Car en Côte d’Ivoire, les pauvres ne bénéficient d’aucune mesure d’accompagnement de l’Etat qui s’est résolu, d’année en année, à les chasser de leurs maisons, lors des opérations de déguerpissement qui ont pris une ampleur inédite cette année avec l’arrivée de Cissé Bacongo à la tête du district d’Abidjan. Selon une étude du Bureau national d’études techniques (Bnetd), la ville d’Abidjan seule comptait en 1992, 72 quartiers précaires pour 300.000 personnes. En 2014, ce chiffre est passé à 135 selon le PNUD avec plus d’un million d’habitants vivant dans des conditions sanitaires désastreuses. Alors, dès 2023, le gouvernement a entrepris de les réhabiliter grâce au programme PAQRA d’une valeur de 32 milliards. Ce programme est financé par l’AFD conformément au contrat de désendettement qui lie la Côte d’Ivoire dans le cadre de l’exécution du programme PPTE. Mais au lieu de joindre l’acte à la parole, le gouvernement a plutôt choisi de démolir tous les quartiers précaires sous le prétexte de vouloir épargner des vies humaines lors des grandes crues qui allaient déferler sur le pays. A l’arrivée, malgré ces déguerpissements, plus de 22 personnes ont déjà perdu la vie, soit plus que d’habitude.

 

38% du capital humain, selon la Banque Mondiale

La Côte d’Ivoire est aussi confrontée à l’insuffisance des infrastructures sanitaires, notamment celle criante des plateaux techniques des hôpitaux d’élite. C’est d’ailleurs la raison pour laquelle les riches du pays se font soigner en Europe. Mais malgré cette réalité quotidienne, le gouvernement assure avoir construit des centres de santé à moins de 5 km, selon les normes du FMI. D’ailleurs, sur le terrain, l’on a parfois recours aux services des matrones pour faire accoucher des parturientes, faute de sage-femme, d’infirmier ou d’ambulance pour le transfert des cas compliqués.
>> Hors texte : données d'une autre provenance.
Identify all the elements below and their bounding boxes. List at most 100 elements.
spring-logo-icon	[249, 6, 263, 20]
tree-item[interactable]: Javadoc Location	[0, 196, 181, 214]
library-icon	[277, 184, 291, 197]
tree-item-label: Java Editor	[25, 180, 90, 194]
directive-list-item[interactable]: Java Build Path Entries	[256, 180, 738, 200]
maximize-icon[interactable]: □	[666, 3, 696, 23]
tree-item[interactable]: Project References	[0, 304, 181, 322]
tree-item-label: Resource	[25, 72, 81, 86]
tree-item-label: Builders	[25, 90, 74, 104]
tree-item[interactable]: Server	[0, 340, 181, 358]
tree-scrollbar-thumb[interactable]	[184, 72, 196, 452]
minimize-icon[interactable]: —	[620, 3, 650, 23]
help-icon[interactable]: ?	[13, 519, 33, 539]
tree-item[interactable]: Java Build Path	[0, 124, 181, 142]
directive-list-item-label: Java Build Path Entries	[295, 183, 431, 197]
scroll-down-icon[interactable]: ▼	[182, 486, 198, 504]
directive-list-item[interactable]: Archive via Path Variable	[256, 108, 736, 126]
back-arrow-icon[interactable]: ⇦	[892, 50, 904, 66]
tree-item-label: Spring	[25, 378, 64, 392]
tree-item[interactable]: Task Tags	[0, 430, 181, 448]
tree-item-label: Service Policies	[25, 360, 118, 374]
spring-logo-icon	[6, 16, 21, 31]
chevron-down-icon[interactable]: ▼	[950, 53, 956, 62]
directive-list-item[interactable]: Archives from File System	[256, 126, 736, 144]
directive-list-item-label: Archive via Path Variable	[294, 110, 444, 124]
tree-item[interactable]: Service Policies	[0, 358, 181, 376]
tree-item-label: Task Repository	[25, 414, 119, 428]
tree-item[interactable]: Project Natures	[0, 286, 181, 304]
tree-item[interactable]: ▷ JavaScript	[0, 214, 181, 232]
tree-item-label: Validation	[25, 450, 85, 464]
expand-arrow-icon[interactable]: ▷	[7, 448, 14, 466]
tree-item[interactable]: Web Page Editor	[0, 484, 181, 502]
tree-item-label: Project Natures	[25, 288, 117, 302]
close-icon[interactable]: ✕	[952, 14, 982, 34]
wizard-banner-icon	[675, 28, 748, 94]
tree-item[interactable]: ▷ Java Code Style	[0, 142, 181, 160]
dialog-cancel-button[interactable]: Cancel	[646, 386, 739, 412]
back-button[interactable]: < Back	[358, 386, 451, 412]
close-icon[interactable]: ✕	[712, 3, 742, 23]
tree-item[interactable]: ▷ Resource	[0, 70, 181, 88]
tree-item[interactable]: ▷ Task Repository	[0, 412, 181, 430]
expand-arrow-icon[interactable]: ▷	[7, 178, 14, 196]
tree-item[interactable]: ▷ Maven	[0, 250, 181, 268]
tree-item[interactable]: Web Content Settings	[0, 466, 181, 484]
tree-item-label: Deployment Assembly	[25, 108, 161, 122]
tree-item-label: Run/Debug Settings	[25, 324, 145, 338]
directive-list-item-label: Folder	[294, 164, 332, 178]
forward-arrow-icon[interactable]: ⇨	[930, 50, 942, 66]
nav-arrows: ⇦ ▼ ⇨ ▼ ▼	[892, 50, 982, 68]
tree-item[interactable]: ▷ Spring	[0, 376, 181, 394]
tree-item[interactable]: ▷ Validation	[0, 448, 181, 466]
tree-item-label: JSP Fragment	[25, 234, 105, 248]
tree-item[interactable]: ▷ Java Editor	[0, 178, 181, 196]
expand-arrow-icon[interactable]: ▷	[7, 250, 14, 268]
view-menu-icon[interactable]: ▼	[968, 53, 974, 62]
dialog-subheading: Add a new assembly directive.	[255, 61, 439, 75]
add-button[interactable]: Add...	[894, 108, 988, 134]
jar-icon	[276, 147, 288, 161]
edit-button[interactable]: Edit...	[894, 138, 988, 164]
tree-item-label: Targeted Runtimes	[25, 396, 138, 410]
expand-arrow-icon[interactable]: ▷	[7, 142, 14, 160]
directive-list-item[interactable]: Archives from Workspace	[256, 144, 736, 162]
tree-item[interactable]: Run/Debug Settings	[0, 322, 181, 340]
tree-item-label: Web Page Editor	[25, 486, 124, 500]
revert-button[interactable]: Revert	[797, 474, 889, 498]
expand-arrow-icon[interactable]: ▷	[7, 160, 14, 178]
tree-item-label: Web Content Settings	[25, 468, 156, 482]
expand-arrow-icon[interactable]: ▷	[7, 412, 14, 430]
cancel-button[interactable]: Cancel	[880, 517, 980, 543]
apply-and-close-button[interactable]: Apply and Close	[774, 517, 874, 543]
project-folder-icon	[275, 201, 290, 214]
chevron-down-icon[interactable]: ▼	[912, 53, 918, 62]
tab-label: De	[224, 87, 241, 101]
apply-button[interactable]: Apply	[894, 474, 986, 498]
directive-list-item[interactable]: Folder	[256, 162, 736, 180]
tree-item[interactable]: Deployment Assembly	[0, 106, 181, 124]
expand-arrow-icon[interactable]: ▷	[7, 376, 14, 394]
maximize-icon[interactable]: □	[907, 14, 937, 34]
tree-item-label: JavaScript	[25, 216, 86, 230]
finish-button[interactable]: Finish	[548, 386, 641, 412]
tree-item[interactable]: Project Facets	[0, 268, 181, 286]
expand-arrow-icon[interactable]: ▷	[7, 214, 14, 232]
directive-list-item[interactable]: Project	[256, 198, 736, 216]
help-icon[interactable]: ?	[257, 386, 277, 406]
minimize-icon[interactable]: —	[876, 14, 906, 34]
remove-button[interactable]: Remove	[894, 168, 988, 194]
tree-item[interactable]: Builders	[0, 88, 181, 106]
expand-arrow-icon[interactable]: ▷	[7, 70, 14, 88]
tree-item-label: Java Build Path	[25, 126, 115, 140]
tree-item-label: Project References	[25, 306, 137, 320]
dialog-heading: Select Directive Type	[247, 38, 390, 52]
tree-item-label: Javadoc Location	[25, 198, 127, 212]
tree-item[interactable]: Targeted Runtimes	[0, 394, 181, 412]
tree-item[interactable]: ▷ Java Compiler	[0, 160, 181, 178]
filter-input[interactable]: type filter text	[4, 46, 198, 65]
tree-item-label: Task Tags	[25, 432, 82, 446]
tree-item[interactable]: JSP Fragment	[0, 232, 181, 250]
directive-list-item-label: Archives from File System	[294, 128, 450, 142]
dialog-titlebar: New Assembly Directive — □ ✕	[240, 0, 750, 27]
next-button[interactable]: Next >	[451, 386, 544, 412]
Pourtant, au chiffre de l’indice de développement, s’ajoute également celui du plus faible capital humain. Le capital humain est le niveau potentiel de performance qu’un système de formation est capable d’offrir aux citoyens d’un pays. En Côte d’Ivoire, ce chiffre est de 38% selon la Banque Mondiale. Dans le détail, ce chiffre décrit l’affaissement du système éducatif ivoirien, explique l’universitaire Mamadou Koulibaly pour qui « le système de formation, de santé, d’institutions qu’on a aujourd’hui, donnera des citoyens qui vont fonctionner à 38% de leur potentiel dans 18 ou 20 ans alors que la moyenne est de 40% en Afrique contre la moyenne des pays développés qui est de 71 à 75% du potentiel des citoyens ».

Cela dit, tout le monde n’est pas logé à la même enseigne puisque la classe dirigeante forme généralement ses enfants dans les meilleures universités occidentales. Ce qui, à terme, devrait consolider l’ensemble des inégalités qu’on observe aujourd’hui dans le pays.